In 2020, it became clear that Javonte wouldn't be sticking around Chapel Hill for much longer. In his junior season, Javonte set a school record for touchdowns scored and was named a second-team All-American by the Associated Press. Months later, he was drafted by the Broncos with the 35th-overall pick.
"When he got the phone call, I probably cried more than he did," Jermaine says. "Because I know that he's pretty much fulfilling what he said he's doing."
And maybe at least one tear was shed knowing that someone else would be cutting Javonte's hair.
"Before I came to Colorado, nobody else had cut my hair," Javonte says. "Once I came to Colorado, he couldn't come every Wednesday because that ain't as short as Chapel Hill. So that's when I had to find a new barber. Before I got drafted, nobody else had cut my hair."
Shekemia doesn't know exactly how to describe Jermaine's bond with Javonte, but the best way she knows how is by telling a story about what it's like when she, Jermaine and their daughter Raedeyah travel to Javonte's games.
"Any time we go anywhere, like when we go to the airport or something, he's like, Don't say nothin' about 'Vonte. Don't tell them we're going to the game and Javonte's your son and all this stuff and your brother," Shekemia says. "We tell him, OK, we're not going to say anything, but we do have on all this Bronco gear, so they're going to know we're going to the game.
"And then they're like, Um, are y'all going to the game? And he's the first one: Yes, we're going to the game! My son plays!
"What?!You just told us not to say anything and you telling everybody! But that's just him. He is just so excited."
So excited, apparently, that when Javonte called during the offseason to talk, Jermaine asked him, "You watching the game?"
The next game of the NBA Finals wasn't until later in the week, so Javonte was confused.
"He's like, I'm watching the Broncos vs. the Cowboys," Javonte says. "He was watching the replay from it. … He's always doing that. Every college game he's got recorded on the TV. It's so crazy. My baby sister knows; she's like, Vonte, Vonte. She knows from TV, that's how much he watches."
There may not be a word strong enough for the level of pride Jermaine feels.

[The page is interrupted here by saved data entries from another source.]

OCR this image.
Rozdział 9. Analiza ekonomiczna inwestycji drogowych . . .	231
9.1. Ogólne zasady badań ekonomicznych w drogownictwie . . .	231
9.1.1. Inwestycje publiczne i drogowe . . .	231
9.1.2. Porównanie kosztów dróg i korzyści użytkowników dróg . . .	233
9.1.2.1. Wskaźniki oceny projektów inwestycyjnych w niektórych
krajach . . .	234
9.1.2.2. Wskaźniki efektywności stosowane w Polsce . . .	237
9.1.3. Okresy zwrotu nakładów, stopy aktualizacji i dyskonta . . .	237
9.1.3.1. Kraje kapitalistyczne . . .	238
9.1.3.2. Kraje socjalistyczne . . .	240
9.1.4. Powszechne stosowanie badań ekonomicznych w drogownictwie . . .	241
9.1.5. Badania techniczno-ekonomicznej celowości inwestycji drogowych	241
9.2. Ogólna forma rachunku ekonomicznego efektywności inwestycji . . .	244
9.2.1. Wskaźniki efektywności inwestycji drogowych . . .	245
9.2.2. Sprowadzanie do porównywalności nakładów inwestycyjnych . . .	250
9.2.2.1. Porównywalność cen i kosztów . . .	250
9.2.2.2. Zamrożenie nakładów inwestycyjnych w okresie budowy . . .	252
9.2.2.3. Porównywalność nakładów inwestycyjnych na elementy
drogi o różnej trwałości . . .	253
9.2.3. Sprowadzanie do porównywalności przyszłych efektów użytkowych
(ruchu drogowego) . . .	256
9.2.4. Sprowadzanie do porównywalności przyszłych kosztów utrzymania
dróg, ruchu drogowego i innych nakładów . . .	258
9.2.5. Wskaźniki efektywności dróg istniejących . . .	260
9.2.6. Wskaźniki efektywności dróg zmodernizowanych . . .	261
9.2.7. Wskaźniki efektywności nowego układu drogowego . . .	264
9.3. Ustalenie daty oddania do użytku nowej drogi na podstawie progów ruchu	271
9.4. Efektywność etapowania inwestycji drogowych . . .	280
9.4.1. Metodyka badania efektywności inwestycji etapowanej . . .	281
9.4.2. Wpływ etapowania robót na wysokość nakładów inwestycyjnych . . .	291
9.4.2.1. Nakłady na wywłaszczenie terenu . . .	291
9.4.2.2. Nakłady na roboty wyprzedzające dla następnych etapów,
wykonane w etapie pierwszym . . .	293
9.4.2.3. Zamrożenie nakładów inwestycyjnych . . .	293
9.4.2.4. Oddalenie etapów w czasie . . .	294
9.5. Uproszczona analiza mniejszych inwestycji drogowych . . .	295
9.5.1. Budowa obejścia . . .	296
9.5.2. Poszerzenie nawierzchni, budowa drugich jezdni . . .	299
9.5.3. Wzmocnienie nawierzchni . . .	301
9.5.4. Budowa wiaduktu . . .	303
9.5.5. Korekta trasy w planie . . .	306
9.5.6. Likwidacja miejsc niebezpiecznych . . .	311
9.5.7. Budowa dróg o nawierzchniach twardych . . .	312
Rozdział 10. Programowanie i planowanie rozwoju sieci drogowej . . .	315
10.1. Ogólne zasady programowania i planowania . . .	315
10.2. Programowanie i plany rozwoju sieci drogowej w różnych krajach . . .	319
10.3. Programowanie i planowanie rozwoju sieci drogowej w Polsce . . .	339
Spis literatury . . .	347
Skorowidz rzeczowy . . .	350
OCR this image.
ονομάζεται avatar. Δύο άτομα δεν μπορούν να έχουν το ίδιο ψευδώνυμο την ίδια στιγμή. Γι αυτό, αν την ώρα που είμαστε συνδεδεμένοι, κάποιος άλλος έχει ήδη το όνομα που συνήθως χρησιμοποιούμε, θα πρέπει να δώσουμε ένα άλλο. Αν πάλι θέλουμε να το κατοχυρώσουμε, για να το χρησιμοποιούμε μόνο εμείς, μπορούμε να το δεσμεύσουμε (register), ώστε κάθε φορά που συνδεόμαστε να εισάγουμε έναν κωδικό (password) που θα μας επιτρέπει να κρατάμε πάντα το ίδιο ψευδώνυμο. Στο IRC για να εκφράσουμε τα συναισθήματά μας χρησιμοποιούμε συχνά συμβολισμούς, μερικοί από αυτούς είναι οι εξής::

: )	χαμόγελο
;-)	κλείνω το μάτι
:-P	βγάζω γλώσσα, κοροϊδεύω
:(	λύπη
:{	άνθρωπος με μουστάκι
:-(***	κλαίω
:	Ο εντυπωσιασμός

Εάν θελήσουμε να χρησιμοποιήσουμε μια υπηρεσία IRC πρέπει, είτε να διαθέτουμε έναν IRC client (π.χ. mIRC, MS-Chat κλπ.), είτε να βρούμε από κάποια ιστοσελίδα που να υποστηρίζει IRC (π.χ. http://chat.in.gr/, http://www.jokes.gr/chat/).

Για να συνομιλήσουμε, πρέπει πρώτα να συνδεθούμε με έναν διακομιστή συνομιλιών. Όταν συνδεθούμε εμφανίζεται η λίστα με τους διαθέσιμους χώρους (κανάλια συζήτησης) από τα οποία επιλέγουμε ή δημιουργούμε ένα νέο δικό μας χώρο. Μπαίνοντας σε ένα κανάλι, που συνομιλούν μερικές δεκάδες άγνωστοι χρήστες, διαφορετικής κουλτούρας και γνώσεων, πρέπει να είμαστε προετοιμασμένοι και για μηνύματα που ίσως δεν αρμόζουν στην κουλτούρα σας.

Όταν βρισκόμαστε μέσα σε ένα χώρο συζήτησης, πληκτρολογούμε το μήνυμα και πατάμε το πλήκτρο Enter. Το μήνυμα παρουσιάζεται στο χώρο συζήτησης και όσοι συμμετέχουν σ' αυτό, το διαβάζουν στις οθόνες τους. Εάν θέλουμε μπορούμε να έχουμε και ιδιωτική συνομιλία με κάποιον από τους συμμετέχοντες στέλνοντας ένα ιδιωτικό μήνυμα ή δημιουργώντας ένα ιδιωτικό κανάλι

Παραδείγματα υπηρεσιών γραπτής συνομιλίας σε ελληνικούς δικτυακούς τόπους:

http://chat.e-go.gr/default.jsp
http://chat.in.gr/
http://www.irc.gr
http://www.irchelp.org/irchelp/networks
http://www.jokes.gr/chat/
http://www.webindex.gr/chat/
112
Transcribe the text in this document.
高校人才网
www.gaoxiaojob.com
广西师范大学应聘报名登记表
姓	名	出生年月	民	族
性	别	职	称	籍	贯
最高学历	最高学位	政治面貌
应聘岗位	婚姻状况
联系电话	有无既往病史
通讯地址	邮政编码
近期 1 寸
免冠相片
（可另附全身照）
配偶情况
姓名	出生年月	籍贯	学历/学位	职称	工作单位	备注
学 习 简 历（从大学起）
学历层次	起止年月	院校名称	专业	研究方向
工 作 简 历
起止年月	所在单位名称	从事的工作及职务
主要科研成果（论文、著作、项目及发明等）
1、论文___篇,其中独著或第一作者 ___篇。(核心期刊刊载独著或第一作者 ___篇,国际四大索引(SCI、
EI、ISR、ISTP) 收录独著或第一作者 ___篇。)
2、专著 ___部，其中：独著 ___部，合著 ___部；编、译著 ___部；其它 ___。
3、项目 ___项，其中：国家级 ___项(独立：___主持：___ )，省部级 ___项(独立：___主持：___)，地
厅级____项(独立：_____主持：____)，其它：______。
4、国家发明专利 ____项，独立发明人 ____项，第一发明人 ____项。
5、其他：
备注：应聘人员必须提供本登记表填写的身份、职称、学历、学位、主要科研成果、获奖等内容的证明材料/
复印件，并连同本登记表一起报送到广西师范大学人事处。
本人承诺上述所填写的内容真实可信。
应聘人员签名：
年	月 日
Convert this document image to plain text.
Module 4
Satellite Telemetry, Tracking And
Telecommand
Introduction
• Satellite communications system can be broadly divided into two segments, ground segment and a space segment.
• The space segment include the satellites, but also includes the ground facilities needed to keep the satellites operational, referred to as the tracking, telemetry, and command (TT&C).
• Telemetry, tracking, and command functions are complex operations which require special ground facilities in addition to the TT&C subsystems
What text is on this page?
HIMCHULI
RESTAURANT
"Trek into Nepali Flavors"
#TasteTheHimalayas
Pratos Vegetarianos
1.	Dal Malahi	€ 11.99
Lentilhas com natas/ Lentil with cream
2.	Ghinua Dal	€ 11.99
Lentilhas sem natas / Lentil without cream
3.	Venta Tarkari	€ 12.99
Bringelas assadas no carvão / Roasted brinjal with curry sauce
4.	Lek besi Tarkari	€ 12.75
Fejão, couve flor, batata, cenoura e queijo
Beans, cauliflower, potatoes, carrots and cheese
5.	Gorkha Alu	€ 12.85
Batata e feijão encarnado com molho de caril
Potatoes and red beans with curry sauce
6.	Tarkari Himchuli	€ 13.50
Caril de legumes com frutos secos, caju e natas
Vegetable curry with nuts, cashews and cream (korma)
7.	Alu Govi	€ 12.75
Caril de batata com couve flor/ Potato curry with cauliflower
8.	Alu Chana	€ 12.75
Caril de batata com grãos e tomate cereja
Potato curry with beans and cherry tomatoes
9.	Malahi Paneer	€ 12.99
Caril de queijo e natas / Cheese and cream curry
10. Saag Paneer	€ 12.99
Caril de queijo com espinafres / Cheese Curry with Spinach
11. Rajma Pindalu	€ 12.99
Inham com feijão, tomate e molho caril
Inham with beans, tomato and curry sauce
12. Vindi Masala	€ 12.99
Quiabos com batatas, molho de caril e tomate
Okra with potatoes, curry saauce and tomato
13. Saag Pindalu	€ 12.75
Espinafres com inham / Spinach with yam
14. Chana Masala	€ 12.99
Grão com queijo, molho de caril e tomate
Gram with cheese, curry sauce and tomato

"Definitely," Jermaine says. "That's an understatement."
The love between them may be hard to express, but that doesn't mean it's hard to understand. "Big Pookie" has always been there for "Little Pookie," going to his games, cutting his hair, believing in him and believing in who he can be.
"[He's] just somebody that's always been there for me, no matter what it is," Javonte says. "I can call him any time I wanted to; he's going to answer the phone and pick up. He's always going to keep it real with me. Doesn't matter whether it's going to hurt my feelings or not, he's going to tell me the truth. And that's why I love him so much."